“In adopting this Recommendation, Cosmetics Europe and its membership are addressing public concerns, and committing to work with regulators on a science based approach to the issue of plastic micro particles. We are also committed to building, with other international associations, global alignment of the cosmetics industry on this issue,” said Loïc Armand, President of Cosmetics Europe.
The occurrence and persistence of plastic debris in the marine environment and waterways is an issue of increasing public debate. In the US, Illinois, New Jersey and California  have already adopted regulations to ban the use of plastic microbeads in personal care products. Several other states are debating similar legislations and Canada has pledge to regulate the use of plastic micro-particules in cosmetics.

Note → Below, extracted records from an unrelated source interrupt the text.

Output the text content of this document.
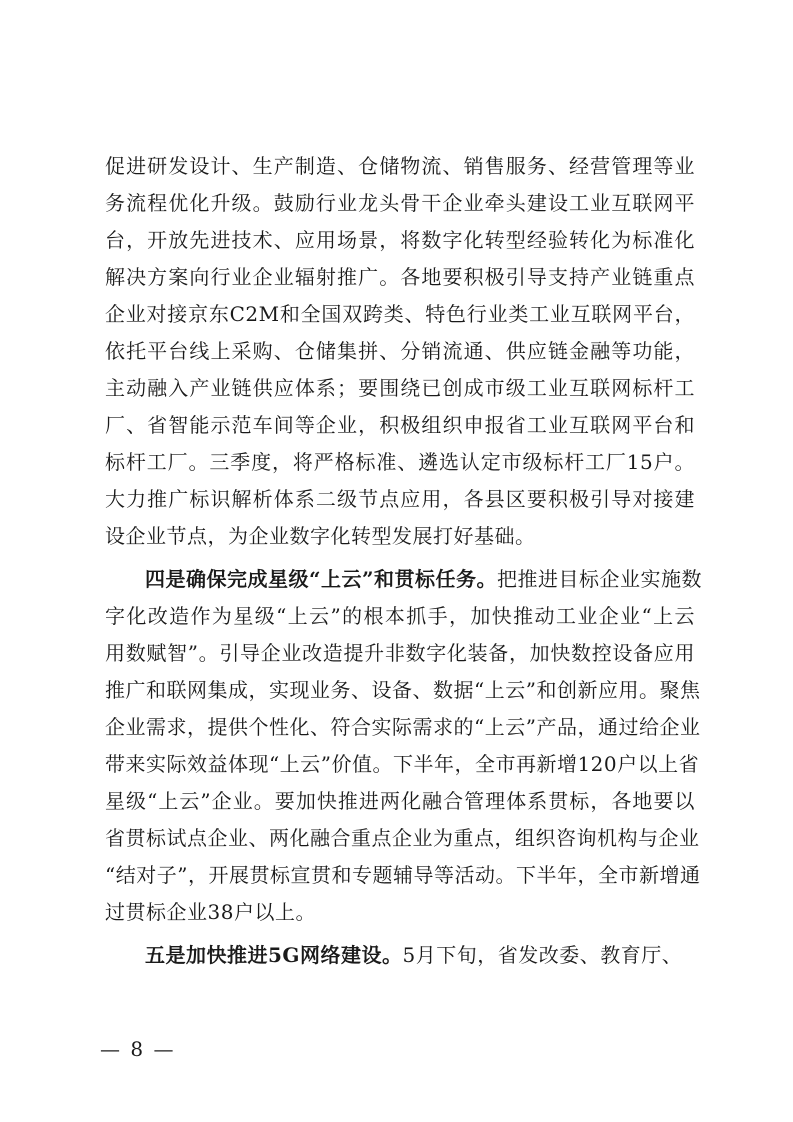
促进研发设计、生产制造、仓储物流、销售服务、经营管理等业
务流程优化升级。鼓励行业龙头骨干企业牵头建设工业互联网平
台，开放先进技术、应用场景，将数字化转型经验转化为标准化
解决方案向行业企业辐射推广。各地要积极引导支持产业链重点
企业对接京东C2M和全国双跨类、特色行业类工业互联网平台，
依托平台线上采购、仓储集拼、分销流通、供应链金融等功能，
主动融入产业链供应体系；要围绕已创成市级工业互联网标杆工
厂、省智能示范车间等企业，积极组织申报省工业互联网平台和
标杆工厂。三季度，将严格标准、遴选认定市级标杆工厂15户。
大力推广标识解析体系二级节点应用，各县区要积极引导对接建
设企业节点，为企业数字化转型发展打好基础。
四是确保完成星级“上云”和贯标任务。把推进目标企业实施数
字化改造作为星级“上云”的根本抓手，加快推动工业企业“上云
用数赋智”。引导企业改造提升非数字化装备，加快数控设备应用
推广和联网集成，实现业务、设备、数据“上云”和创新应用。聚焦
企业需求，提供个性化、符合实际需求的“上云”产品，通过给企业
带来实际效益体现“上云”价值。下半年，全市再新增120户以上省
星级“上云”企业。要加快推进两化融合管理体系贯标，各地要以
省贯标试点企业、两化融合重点企业为重点，组织咨询机构与企业
“结对子”，开展贯标宣贯和专题辅导等活动。下半年，全市新增通
过贯标企业38户以上。
五是加快推进5G网络建设。5月下旬，省发改委、教育厅、
— 8 —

In parallel, many companies, from SMEs to multinationals, including individual member companies of Cosmetics Europe such as Unilever or L’Oréal, have publicly stated that they would discontinue those uses in cosmetics that are most likely to end up in the aquatic environment and for which alternatives exist.
Thus, Cosmetics Europe’s recommendation to discontinue the use in wash-off cosmetic products placed on the market as of 2020 of synthetic, solid plastic particles used for exfoliating and cleansing that are non-biodegradable in the marine environment, is certainly no surprise for the trade community.
With this recommendation, Cosmetics Europe aims to engage its membership and to facilitate sector wide best environmental practice.
However, the personal care association considers that “although often highlighted in the context of marine litter debate, the use of solid plastic micro particles in cosmetic and personal care products is considered to be a limited source of pollution compared to others.” According to the trade association, “the vast majority of small plastic particles in the seas come from the breakdown of bigger plastic materials.”
Cosmetics Europe therefore says it is committed to working in partnership with the European authorities to gather scientific data to allow a further assessment of the issue. “This knowledge will facilitate scientific decision making and prioritise measures that will result in a true benefit for the environment by reducing the amount of plastic litter in the marine environment.”